In der Mitteilung heißt es: Für den Bau eines neuen Gebäudes mit Kindertagesstätte und Geschäftsstelle lässt die Stadt Münster am Freitag, 17. April, den Flutlichtmast in der Südost-Ecke zurückbauen. Nach dem Umbau der Südtribüne und dem Neubau der Osttribüne reicht die neue LED-Beleuchtung am Dach auch ohne die bisherigen Flutlichtmasten für den Spielbetrieb aus. Das hat ein Gutachten aus der vergangenen Woche bestätigt.
Der Flutlichtmast in der Südwest-Ecke bleibt – wie die Masten auf der Seite der Nordtribüne – zunächst bestehen; ein Zeitpunkt für den Rückbau steht noch nicht fest.

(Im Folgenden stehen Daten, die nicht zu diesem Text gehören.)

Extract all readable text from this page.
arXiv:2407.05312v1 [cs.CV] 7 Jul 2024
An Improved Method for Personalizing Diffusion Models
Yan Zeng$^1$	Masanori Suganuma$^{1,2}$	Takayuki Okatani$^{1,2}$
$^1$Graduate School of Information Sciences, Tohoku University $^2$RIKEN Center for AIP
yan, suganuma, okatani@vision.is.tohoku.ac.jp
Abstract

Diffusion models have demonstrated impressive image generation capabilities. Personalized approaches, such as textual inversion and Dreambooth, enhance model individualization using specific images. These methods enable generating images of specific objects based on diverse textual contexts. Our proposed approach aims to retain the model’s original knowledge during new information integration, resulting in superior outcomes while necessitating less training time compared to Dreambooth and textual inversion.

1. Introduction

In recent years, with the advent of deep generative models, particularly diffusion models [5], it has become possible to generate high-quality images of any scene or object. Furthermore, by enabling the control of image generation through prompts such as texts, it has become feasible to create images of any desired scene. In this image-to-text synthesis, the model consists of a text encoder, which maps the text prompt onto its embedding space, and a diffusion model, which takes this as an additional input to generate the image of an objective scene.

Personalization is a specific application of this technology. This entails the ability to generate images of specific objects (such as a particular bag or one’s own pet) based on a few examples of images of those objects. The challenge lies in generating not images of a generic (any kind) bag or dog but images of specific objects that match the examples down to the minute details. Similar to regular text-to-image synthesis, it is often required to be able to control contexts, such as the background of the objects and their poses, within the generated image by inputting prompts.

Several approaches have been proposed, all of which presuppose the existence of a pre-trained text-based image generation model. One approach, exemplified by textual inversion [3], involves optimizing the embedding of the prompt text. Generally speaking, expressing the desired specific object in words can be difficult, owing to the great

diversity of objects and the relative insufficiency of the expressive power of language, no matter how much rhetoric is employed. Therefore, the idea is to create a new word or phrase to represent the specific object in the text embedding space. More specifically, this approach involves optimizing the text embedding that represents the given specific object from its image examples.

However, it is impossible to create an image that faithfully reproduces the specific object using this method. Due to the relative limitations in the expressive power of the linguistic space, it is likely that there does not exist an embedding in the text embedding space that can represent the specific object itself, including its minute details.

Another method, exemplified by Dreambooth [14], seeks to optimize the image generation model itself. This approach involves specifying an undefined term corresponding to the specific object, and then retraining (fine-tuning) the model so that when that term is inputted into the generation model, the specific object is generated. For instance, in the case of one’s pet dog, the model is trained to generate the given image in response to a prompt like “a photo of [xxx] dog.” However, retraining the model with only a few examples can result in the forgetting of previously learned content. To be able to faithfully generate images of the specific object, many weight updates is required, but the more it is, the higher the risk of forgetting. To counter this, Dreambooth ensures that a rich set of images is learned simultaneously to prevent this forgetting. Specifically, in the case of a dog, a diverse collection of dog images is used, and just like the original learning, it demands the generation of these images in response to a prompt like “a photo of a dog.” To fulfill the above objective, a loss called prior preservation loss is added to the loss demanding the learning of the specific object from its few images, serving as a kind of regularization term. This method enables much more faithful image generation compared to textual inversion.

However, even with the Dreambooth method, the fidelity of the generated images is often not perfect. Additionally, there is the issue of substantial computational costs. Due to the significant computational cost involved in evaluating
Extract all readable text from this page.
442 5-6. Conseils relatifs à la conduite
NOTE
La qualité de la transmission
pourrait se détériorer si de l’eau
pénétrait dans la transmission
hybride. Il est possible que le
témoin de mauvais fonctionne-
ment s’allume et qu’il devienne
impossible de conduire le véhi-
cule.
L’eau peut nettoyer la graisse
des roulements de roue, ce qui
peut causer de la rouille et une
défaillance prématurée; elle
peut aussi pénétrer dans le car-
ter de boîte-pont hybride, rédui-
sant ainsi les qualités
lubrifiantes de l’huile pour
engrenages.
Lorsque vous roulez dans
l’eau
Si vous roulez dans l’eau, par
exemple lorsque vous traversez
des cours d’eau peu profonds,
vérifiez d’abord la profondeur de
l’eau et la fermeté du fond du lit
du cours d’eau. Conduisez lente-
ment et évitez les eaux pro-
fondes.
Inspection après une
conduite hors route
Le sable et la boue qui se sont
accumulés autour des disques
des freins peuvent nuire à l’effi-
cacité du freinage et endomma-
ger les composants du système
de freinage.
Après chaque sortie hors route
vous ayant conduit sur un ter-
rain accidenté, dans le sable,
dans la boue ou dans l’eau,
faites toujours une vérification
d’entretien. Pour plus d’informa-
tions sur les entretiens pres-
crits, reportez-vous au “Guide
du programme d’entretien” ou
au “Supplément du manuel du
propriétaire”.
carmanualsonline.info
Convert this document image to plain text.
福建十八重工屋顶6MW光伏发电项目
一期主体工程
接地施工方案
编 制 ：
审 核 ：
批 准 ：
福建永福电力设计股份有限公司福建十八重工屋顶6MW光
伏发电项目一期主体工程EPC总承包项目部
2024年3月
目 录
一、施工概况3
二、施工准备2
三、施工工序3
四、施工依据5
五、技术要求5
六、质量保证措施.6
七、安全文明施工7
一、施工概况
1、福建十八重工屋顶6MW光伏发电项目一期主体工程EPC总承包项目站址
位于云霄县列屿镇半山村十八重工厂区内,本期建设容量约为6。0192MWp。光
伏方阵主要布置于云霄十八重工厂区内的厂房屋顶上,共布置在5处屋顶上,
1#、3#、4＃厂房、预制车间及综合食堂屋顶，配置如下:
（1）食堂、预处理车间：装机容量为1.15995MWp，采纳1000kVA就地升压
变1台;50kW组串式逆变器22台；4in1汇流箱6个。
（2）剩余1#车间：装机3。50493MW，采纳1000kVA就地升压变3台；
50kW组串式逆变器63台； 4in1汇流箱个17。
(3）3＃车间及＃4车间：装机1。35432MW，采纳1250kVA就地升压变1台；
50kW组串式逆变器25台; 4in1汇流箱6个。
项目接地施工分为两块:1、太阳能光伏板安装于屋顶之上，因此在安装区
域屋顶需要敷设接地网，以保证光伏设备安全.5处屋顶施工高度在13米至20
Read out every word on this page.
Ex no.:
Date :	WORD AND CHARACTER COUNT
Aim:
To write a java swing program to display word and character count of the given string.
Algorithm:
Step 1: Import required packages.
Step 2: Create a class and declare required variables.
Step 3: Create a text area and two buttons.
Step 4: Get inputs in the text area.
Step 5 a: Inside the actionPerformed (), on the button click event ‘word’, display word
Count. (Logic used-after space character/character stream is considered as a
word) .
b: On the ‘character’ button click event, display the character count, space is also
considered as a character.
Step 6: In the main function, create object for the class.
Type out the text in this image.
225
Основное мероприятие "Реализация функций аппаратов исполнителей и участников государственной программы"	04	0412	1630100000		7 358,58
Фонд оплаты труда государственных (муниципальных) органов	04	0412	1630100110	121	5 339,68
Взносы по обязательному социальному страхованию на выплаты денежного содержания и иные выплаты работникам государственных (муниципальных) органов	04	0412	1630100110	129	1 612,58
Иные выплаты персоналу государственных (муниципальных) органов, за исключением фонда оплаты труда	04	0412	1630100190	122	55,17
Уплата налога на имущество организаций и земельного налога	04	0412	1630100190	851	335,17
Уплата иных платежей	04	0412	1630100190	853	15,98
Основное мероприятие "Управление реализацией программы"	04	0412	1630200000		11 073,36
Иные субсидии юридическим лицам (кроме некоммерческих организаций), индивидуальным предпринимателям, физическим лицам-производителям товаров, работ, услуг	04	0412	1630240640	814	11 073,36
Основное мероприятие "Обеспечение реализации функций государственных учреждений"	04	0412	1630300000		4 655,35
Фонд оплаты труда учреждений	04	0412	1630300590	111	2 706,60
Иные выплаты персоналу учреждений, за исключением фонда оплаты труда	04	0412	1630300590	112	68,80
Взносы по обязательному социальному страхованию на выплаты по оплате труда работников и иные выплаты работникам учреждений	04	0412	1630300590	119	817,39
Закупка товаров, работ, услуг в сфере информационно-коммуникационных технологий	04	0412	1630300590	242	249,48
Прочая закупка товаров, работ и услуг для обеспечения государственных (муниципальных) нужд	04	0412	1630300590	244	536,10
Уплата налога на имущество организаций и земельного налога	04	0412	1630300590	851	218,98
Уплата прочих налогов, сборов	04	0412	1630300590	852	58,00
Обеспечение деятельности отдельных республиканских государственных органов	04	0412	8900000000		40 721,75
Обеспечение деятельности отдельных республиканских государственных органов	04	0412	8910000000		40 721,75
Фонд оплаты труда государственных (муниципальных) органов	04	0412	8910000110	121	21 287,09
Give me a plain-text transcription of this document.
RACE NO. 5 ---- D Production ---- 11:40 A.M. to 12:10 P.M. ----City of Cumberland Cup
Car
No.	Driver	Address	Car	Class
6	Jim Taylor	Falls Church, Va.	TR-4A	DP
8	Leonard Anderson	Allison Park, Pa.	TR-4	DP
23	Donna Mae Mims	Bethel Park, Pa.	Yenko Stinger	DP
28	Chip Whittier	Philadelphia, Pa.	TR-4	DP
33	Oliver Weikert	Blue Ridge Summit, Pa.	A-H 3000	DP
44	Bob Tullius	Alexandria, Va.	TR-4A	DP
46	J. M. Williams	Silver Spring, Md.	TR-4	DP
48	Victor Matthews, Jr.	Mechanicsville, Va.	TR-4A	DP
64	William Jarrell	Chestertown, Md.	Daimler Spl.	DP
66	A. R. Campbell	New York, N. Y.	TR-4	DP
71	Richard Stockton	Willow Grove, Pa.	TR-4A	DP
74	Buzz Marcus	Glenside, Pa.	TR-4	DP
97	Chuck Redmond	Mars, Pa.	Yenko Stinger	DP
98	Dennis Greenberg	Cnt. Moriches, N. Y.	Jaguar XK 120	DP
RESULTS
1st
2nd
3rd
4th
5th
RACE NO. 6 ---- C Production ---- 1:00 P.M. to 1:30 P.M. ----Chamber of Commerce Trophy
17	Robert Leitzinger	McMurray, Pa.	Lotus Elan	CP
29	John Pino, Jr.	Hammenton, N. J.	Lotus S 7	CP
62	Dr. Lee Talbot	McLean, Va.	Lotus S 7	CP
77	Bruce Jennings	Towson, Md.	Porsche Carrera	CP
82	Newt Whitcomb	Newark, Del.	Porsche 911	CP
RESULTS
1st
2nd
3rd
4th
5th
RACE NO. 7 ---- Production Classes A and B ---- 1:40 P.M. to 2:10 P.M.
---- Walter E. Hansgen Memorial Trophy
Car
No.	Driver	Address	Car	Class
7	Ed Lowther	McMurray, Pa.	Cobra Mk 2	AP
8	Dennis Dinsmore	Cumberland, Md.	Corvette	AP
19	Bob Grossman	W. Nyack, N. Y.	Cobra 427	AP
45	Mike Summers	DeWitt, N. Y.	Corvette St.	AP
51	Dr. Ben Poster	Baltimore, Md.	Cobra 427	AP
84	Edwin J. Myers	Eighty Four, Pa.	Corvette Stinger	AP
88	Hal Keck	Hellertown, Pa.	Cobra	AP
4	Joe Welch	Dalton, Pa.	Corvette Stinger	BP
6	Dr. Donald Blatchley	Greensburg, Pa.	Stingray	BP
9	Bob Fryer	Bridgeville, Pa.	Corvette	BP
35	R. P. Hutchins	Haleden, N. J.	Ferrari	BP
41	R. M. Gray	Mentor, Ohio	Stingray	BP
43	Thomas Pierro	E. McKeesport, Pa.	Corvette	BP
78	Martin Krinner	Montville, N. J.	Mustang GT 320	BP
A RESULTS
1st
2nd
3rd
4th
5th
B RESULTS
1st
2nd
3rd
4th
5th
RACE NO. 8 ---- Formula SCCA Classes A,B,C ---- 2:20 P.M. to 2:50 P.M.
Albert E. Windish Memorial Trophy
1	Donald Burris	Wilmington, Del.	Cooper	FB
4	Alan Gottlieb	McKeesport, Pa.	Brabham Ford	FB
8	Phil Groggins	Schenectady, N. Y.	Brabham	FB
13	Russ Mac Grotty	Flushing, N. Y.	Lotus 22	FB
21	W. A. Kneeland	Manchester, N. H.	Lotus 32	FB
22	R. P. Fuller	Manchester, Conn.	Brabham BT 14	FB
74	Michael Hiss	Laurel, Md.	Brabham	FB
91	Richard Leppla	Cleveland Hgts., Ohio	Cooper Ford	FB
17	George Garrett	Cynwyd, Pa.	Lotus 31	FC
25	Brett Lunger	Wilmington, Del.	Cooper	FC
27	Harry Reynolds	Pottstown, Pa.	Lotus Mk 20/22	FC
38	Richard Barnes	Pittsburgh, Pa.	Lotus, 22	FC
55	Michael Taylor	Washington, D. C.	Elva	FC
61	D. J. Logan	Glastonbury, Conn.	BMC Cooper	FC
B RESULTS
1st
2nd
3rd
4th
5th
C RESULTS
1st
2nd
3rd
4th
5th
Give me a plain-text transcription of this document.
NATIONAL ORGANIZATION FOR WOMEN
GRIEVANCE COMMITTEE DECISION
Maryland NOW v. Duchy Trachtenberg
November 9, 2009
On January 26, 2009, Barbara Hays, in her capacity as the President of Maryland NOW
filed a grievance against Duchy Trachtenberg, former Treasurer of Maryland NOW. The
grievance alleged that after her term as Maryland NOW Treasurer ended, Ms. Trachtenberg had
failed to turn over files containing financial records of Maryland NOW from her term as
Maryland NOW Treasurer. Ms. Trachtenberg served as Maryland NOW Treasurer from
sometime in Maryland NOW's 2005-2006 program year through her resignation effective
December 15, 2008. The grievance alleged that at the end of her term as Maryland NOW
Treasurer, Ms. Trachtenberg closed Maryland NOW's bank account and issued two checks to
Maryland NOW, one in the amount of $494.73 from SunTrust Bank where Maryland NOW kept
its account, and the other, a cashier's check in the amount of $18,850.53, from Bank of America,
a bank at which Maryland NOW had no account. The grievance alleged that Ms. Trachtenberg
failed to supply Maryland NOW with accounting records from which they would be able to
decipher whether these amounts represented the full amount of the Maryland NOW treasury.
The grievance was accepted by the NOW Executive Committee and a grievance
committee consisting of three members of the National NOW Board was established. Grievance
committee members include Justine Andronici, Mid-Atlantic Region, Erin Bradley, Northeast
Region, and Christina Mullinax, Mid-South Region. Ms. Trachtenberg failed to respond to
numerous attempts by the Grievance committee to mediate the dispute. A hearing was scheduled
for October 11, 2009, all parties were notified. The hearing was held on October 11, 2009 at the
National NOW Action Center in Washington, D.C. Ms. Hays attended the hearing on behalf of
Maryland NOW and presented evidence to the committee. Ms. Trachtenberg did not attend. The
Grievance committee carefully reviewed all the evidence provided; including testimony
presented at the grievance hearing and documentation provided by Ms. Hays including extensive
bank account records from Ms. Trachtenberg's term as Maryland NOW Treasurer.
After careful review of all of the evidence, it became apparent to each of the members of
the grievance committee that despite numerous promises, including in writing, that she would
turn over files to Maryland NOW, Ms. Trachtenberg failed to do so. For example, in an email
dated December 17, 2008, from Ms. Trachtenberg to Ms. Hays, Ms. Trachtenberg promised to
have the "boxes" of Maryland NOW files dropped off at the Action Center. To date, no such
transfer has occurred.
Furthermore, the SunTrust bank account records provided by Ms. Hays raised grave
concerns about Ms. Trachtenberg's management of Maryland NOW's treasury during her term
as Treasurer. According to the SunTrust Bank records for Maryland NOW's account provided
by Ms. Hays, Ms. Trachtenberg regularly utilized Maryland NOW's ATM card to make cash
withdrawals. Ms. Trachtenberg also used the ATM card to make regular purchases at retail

Der nun betroffene Flutlichtmast stammt in seiner heutigen Form aus dem Jahr 1990 und ersetzte einen Vorgänger aus den 1950er-Jahren. Mit einer Höhe von rund 32 Metern prägt er gemeinsam mit den drei übrigen alten Masten seit Jahrzehnten das Stadionbild an der Hammer Straße. Zuletzt wurde die Anlage im Zuge des Aufstiegs des SC Preußen Münster in die 2. Bundesliga modernisiert, um die Anforderungen der Liga und der TV-Übertragungen zu erfüllen.

Der Rückbau erfolgt innerhalb eines Tages. Der Mast wird zunächst in rund 2,5 Metern Höhe über dem Sockel getrennt und anschließend am Boden weiter zerlegt. Das Material wird dem Metallrecycling zugeführt.
In der Südost-Ecke des LVM-Preußenstadion entsteht bis 2027 ein neues, in die Arena integriertes Gebäude. Es soll künftig eine Fünf-Gruppen-Kita sowie die neue Geschäftsstelle des SC Preußen Münster beherbergen.
Da der SCP am Sonntag, 19. April, um 13.30 Uhr auswärts beim FC Schalke 04 spielt, haben die Bauarbeiten keine Auswirkungen auf den Spielbetrieb des Fußball-Zweitligisten.
Im Südosten haben bereits die Arbeiten an den Fundamenten für das Eckgebäude begonnen. Zuletzt wurden die Dachträger an der bisherigen Haupttribüne gesichert, um statische Probleme zu verhindern.